Dos 6.400m aos 5.100m, João foi carregado pelos sherpas, contratados pelo casal e pagos depois pela Associação de Montanhistas local. Os três seguiram juntos até Khatmandu e, de lá, o português foi levado a um instituto especializado em congelamento, em Zaragoza, na Espanha.

“Não foi tempestade de neve. O motivo (das mortes) foi que eles desceram tarde demais”


Mas o que poderia ter causado tamanha tragédia entre alpinistas tão experientes? Helena garante que, tempestade de neve, não foi a causa principal. “O verdadeiro motivo é que eles desceram tarde demais, alguma coisa os fez demorar. Todo mundo tinha chegado ao cume durante aquela tarde, incluindo o pessoal do Mallory. Só eles não voltaram. Outro agravante é que eles deixaram as mochilas um pouco abaixo do cume, como todo mundo faz. Quando desceram, quase à noite, não conseguiram achar o equipamento, as lanternas, rádio, etc.” Para Helena, a temporada foi uma das mais difíceis. “Este ano teve pouco gelo. A parte superior era cheia de pedras escorregadias, o que retardava a chegada.”

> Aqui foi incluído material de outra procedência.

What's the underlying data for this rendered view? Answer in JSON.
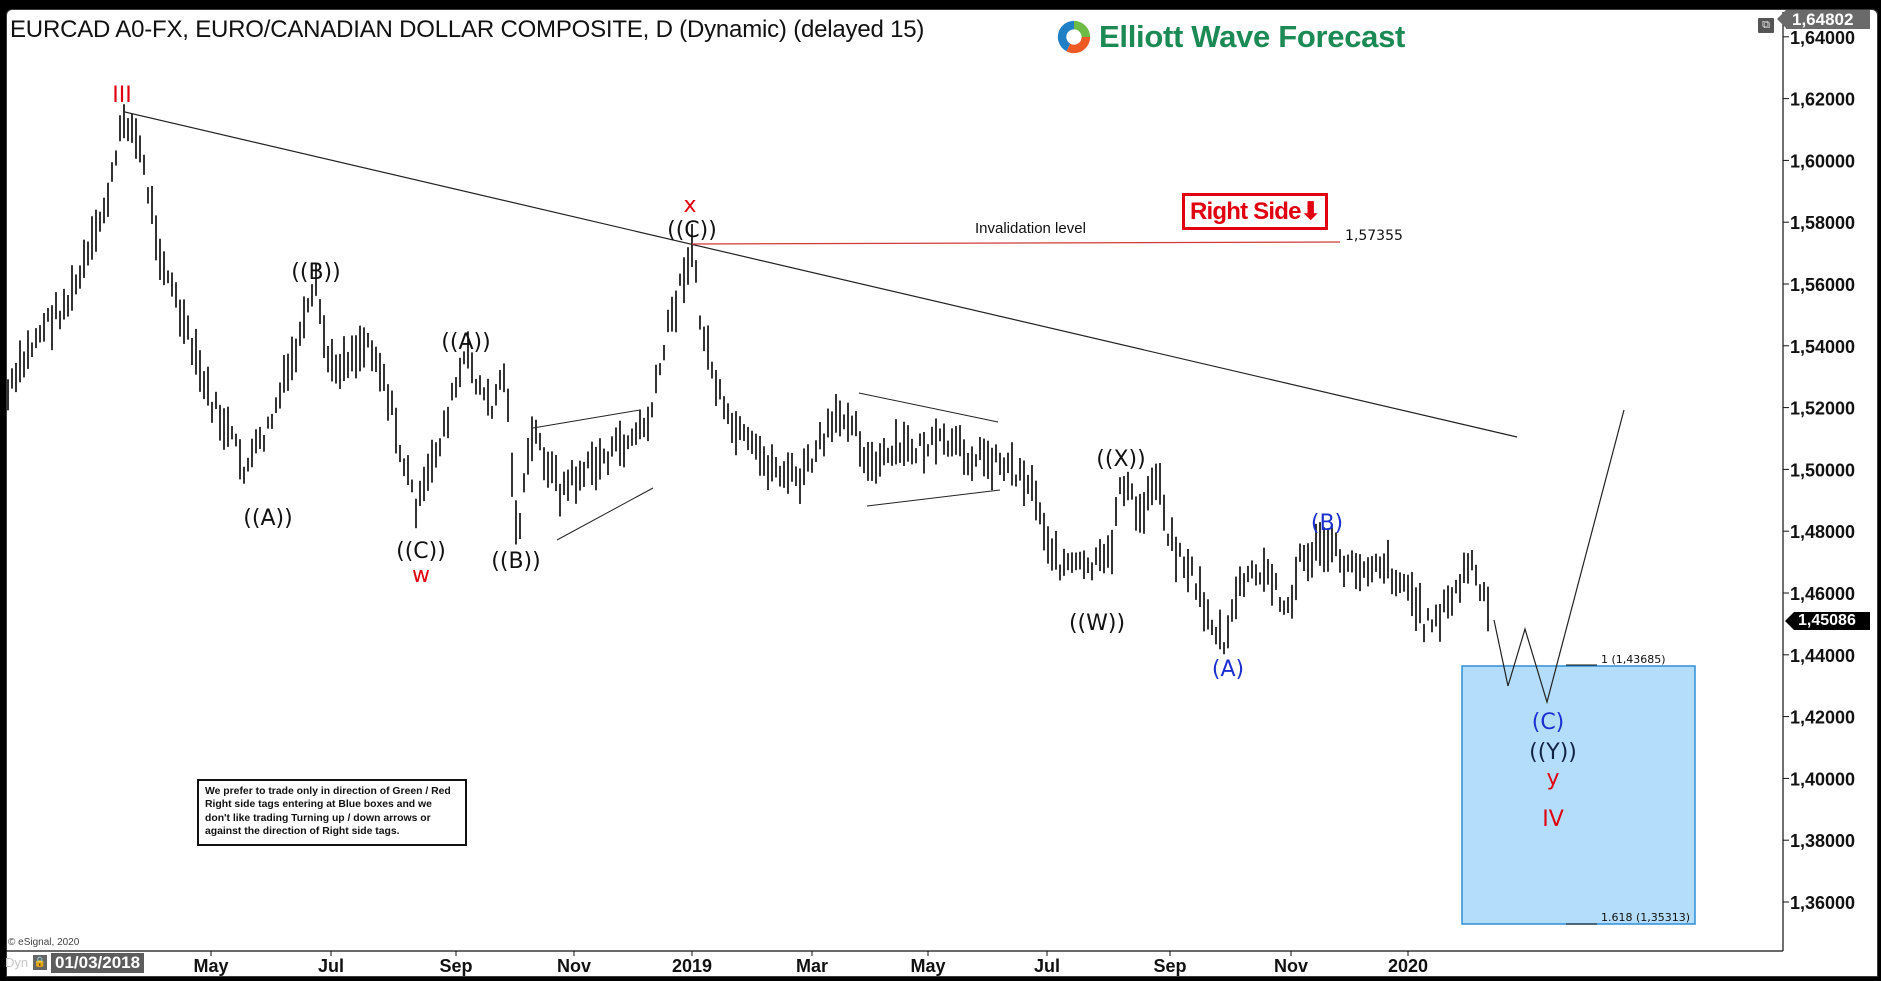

Mesmo depois de presenciar a tragédia, a dupla não pensa em se afastar da montanha. “A gente sofreu muito. Na hora, nem chegamos a sentir tanto a morte do Pascal porque nos ocupamos com o João. Mas ele teve que dar a notícia à esposa do Pascal, por um telefone que a gente emprestou. Imagine a situação, o Pascal tinha uma filhinha de oito meses… Tudo isso é ruim, mas somos montanhistas, a gente continua. A maior homagem para um montanhista é estar na montanha.”

No período que eles estiveram lá 10 pessoas chegaram ao cume sendo que 3 morreram na descida e dois desceram com problemas sérios de congelamento.